= Charles Mallen =

Carpenter and brewer (1819–1909)

Charles Edward Mallen (23 December 1819 – 26 October 1909) was a carpenter and brewer in the early days of the colony of South Australia.

==History==
Charles was born at Euston Square, London, and was apprenticed to the Edwards company, cabinetmakers to the Royal Family, where his father and brother were employed all their lives.

He and his family emigrated to South Australia aboard the steamer Champion in December 1854, and for a time was employed at his trade, producing ornamental work for the Wesleyan Church, Pirie street, and Faulding's chemist shop. He purchased some land in Angas Street and five acres at Clapham, where he built a home. He then worked for Mellor Brothers, agricultural machinists, and while with them was given a job to repair a malt crusher at W. H. Clark's brewery on Halifax Street.

Clark then moved to the West End Brewery, Hindley Street, which ultimately became the property of John Haimes, and Charles was kept busy making plant and connecting machinery for the new brewery.

Then W. K. Simms purchased the business and put Charles on the permanent staff. Next Edgar Chapman joined the business as Simms & Chapman and Charles was appointed brewer and manager.

In 1874 they sent him to New South Wales to select a location for a new brewery. He settled on the town of Waverley, near Sydney, and there on Edgecliffe Road built the "Adelaide Brewery", where he brewed the first beer in December 1874, and was very successful, and in 1875 enlarged the cellars.

Charles left the company after being refused a partnership in the firm, and returned to Adelaide, where he purchased land on West Terrace, and built a small brewery on the Gilbert Street corner, which he (cheekily?) named "Waverley Brewery", which started operation in December 1875, and was purchased by Simms in 1876, to become Waverley Vinegar Works.

He then purchased a property on Unley Road, Lower Mitcham, near the Brownhill Creek, and in 1878 in conjunction with Haimes built the "Waverley Brewery", operated by Haimes, Mallen & Co., which consisted of John Haimes, Charles Mallen, Charles's daughter Maria Mallen and Arthur Bean, who retired in 1879.

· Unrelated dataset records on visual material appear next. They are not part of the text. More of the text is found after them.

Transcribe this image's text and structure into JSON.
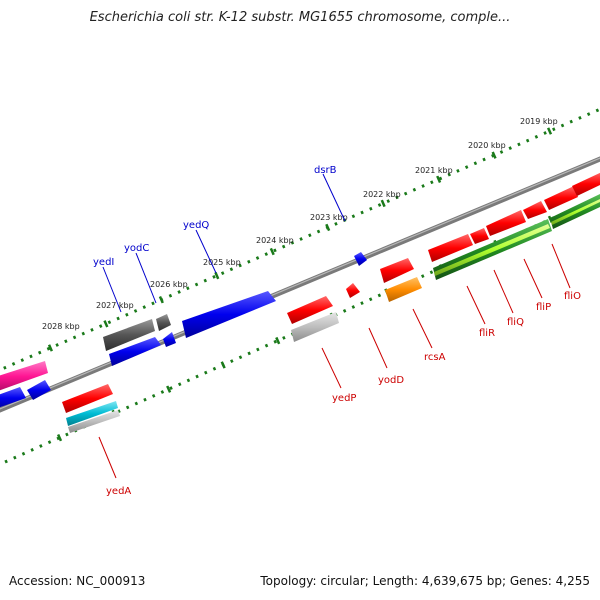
{
  "header": {
    "title": "Escherichia coli str. K-12 substr. MG1655 chromosome, comple..."
  },
  "footer": {
    "accession": "Accession: NC_000913",
    "stats": "Topology: circular; Length: 4,639,675 bp; Genes: 4,255"
  },
  "colors": {
    "forward_gene": "#ff0000",
    "forward_pseudo": "#ff8c00",
    "forward_operon": "#228b22",
    "forward_operon_light": "#adff2f",
    "reverse_gene": "#0000ee",
    "reverse_gray": "#555555",
    "reverse_pink": "#ff1493",
    "reverse_cyan": "#00bcd4",
    "backbone": "#777777",
    "tick": "#1a7a1a",
    "upper_label": "#0000cc",
    "lower_label": "#cc0000"
  },
  "scale_labels": [
    "2019 kbp",
    "2020 kbp",
    "2021 kbp",
    "2022 kbp",
    "2023 kbp",
    "2024 kbp",
    "2025 kbp",
    "2026 kbp",
    "2027 kbp",
    "2028 kbp"
  ],
  "upper_genes": [
    "dsrB",
    "yedQ",
    "yodC",
    "yedI"
  ],
  "lower_genes": [
    "fliO",
    "fliP",
    "fliQ",
    "fliR",
    "rcsA",
    "yodD",
    "yedP",
    "yedA"
  ]
}
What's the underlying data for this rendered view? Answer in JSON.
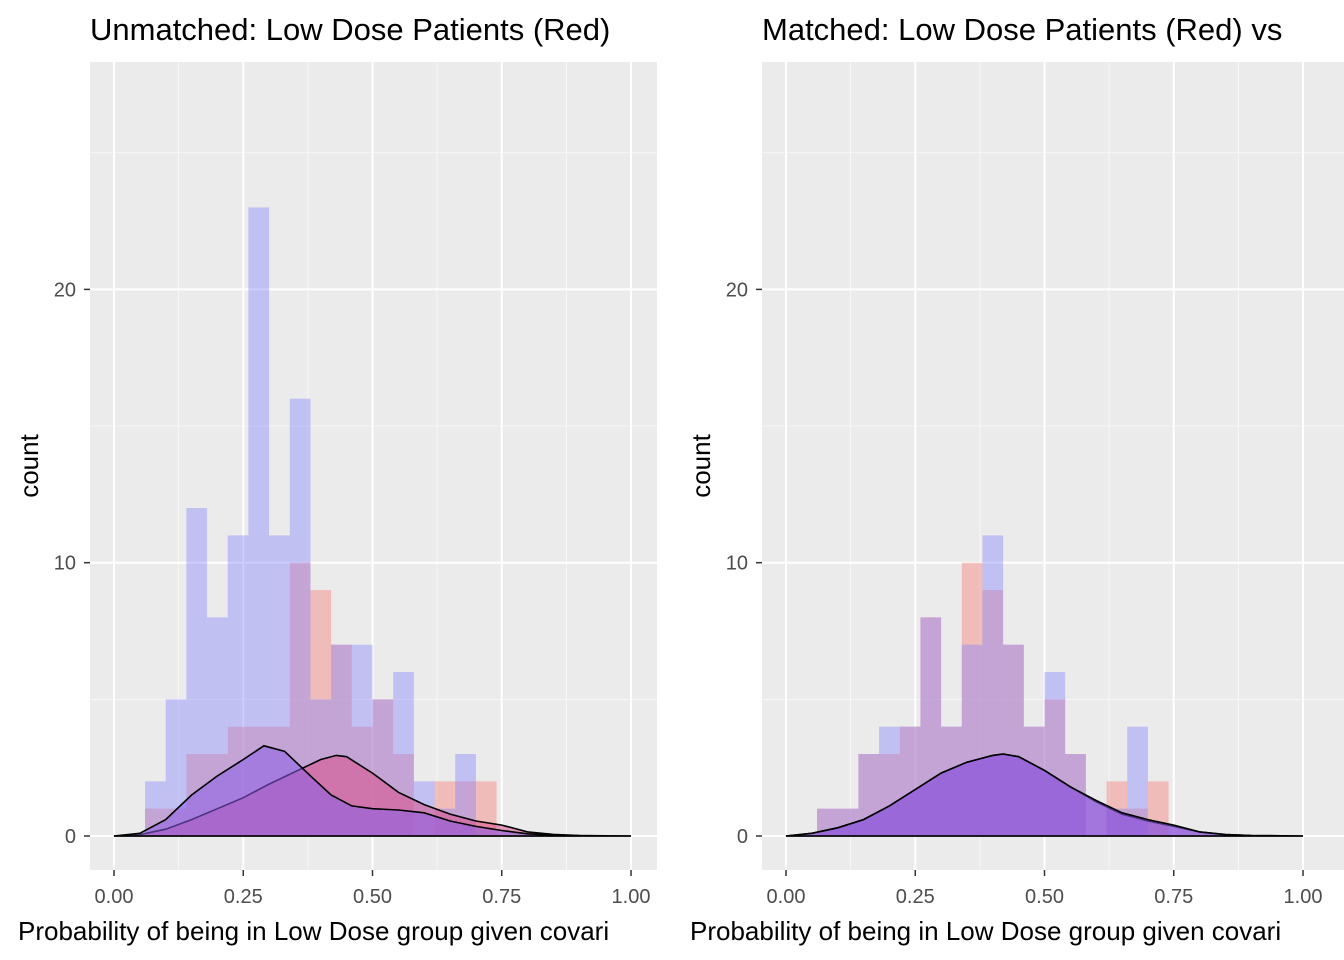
{
  "chart_data": [
    {
      "type": "bar",
      "title": "Unmatched: Low Dose Patients (Red)",
      "xlabel": "Probability of being in Low Dose group given covari",
      "ylabel": "count",
      "xlim": [
        0.0,
        1.0
      ],
      "ylim": [
        0,
        27
      ],
      "x_ticks": [
        "0.00",
        "0.25",
        "0.50",
        "0.75",
        "1.00"
      ],
      "y_ticks": [
        "0",
        "10",
        "20"
      ],
      "grid": true,
      "bin_edges": [
        0.06,
        0.1,
        0.14,
        0.18,
        0.22,
        0.26,
        0.3,
        0.34,
        0.38,
        0.42,
        0.46,
        0.5,
        0.54,
        0.58,
        0.62,
        0.66,
        0.7,
        0.74,
        0.78
      ],
      "series": [
        {
          "color": "#f8766d",
          "values": [
            1,
            1,
            3,
            3,
            4,
            4,
            4,
            10,
            9,
            7,
            4,
            5,
            3,
            0,
            2,
            2,
            2,
            0
          ]
        },
        {
          "color": "#7f7fff",
          "values": [
            2,
            5,
            12,
            8,
            11,
            23,
            11,
            16,
            5,
            7,
            7,
            5,
            6,
            2,
            1,
            3,
            0,
            0
          ]
        }
      ],
      "densities": [
        {
          "color": "#d94f8a",
          "x": [
            0.0,
            0.05,
            0.1,
            0.15,
            0.2,
            0.25,
            0.3,
            0.35,
            0.4,
            0.43,
            0.45,
            0.5,
            0.55,
            0.6,
            0.65,
            0.7,
            0.75,
            0.8,
            0.85,
            0.9,
            1.0
          ],
          "y": [
            0.0,
            0.05,
            0.25,
            0.6,
            1.0,
            1.4,
            1.9,
            2.35,
            2.8,
            2.95,
            2.9,
            2.3,
            1.6,
            1.15,
            0.8,
            0.55,
            0.4,
            0.15,
            0.06,
            0.02,
            0.0
          ]
        },
        {
          "color": "#8a5ce6",
          "x": [
            0.0,
            0.05,
            0.1,
            0.15,
            0.2,
            0.25,
            0.29,
            0.33,
            0.38,
            0.42,
            0.46,
            0.5,
            0.55,
            0.6,
            0.65,
            0.7,
            0.75,
            0.8,
            0.85,
            0.9,
            1.0
          ],
          "y": [
            0.0,
            0.1,
            0.6,
            1.5,
            2.2,
            2.8,
            3.3,
            3.1,
            2.2,
            1.5,
            1.1,
            1.0,
            0.95,
            0.85,
            0.55,
            0.35,
            0.2,
            0.08,
            0.03,
            0.01,
            0.0
          ]
        }
      ]
    },
    {
      "type": "bar",
      "title": "Matched: Low Dose Patients (Red) vs",
      "xlabel": "Probability of being in Low Dose group given covari",
      "ylabel": "count",
      "xlim": [
        0.0,
        1.0
      ],
      "ylim": [
        0,
        27
      ],
      "x_ticks": [
        "0.00",
        "0.25",
        "0.50",
        "0.75",
        "1.00"
      ],
      "y_ticks": [
        "0",
        "10",
        "20"
      ],
      "grid": true,
      "bin_edges": [
        0.06,
        0.1,
        0.14,
        0.18,
        0.22,
        0.26,
        0.3,
        0.34,
        0.38,
        0.42,
        0.46,
        0.5,
        0.54,
        0.58,
        0.62,
        0.66,
        0.7,
        0.74,
        0.78
      ],
      "series": [
        {
          "color": "#f8766d",
          "values": [
            1,
            1,
            3,
            3,
            4,
            8,
            4,
            10,
            9,
            7,
            4,
            5,
            3,
            0,
            2,
            1,
            2,
            0
          ]
        },
        {
          "color": "#7f7fff",
          "values": [
            1,
            1,
            3,
            4,
            4,
            8,
            4,
            7,
            11,
            7,
            4,
            6,
            3,
            0,
            1,
            4,
            0,
            0
          ]
        }
      ],
      "densities": [
        {
          "color": "#9b4fbf",
          "x": [
            0.0,
            0.05,
            0.1,
            0.15,
            0.2,
            0.25,
            0.3,
            0.35,
            0.4,
            0.42,
            0.45,
            0.5,
            0.55,
            0.6,
            0.65,
            0.7,
            0.75,
            0.8,
            0.85,
            0.9,
            1.0
          ],
          "y": [
            0.0,
            0.1,
            0.3,
            0.6,
            1.1,
            1.7,
            2.3,
            2.7,
            2.95,
            3.0,
            2.9,
            2.4,
            1.8,
            1.25,
            0.8,
            0.55,
            0.35,
            0.15,
            0.05,
            0.02,
            0.0
          ]
        },
        {
          "color": "#8a5ce6",
          "x": [
            0.0,
            0.05,
            0.1,
            0.15,
            0.2,
            0.25,
            0.3,
            0.35,
            0.4,
            0.42,
            0.45,
            0.5,
            0.55,
            0.6,
            0.65,
            0.7,
            0.75,
            0.8,
            0.85,
            0.9,
            1.0
          ],
          "y": [
            0.0,
            0.1,
            0.3,
            0.6,
            1.1,
            1.7,
            2.3,
            2.7,
            2.95,
            3.0,
            2.9,
            2.4,
            1.8,
            1.3,
            0.85,
            0.6,
            0.4,
            0.15,
            0.05,
            0.02,
            0.0
          ]
        }
      ]
    }
  ]
}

Charles Williams was appointed Manager around 1921 and occupied that position until 1933, when he retired due to ill health.

"Waverley Brewery" ceased operation in the 1930s, but the Mallen family continued as hotel operators well into the late 20th century.

Mallen & Co. Ltd. owned 13 hotels in and around Adelaide:

- Alma Hotel at Norwood
- Britannia Hotel at Port Adelaide
- Carrington Hotel in Carrington Street, Adelaide
- Colac Hotel at Port Adelaide
- Emu Hotel at Morphett Vale
- Edinburgh Hotel at Mitcham
- Gilles Arms Hotel in Gilles Street, Adelaide
- Hilton Hotel at Hilton
- Holdfast Hotel at Glenelg
- Maylands Hotel at Maylands
- Northern Hotel at Enfield
- Waverley Hotel at Unley
- West Thebarton Hotel at Thebarton

The Springfield Brewery was established on the site on the corner of Princes Street and Bull's Creek Road, Mitcham around 1938, greatly expanded in 1941. By 1954 the company was in liquidation.

The "Adelaide Brewery" at Edgecliffe Road, Waverley, New South Wales, did not survive long. By 1880 they had stopped advertising, and in 1901 the property was subdivided.

==Other activities==
As a youth, Charles participated in various sports, and later was involved in racing horses and greyhounds, winning four Waterloo Cups, though he never placed a wager on the outcome of any race.

Horses he bred include Lancelot and Modjeska, who won some races.

==Family==
Charles married Maria Matilda Sandwell (25 April 1817 – 10 November 1900) in London on 29 June 1840. They had 9 children.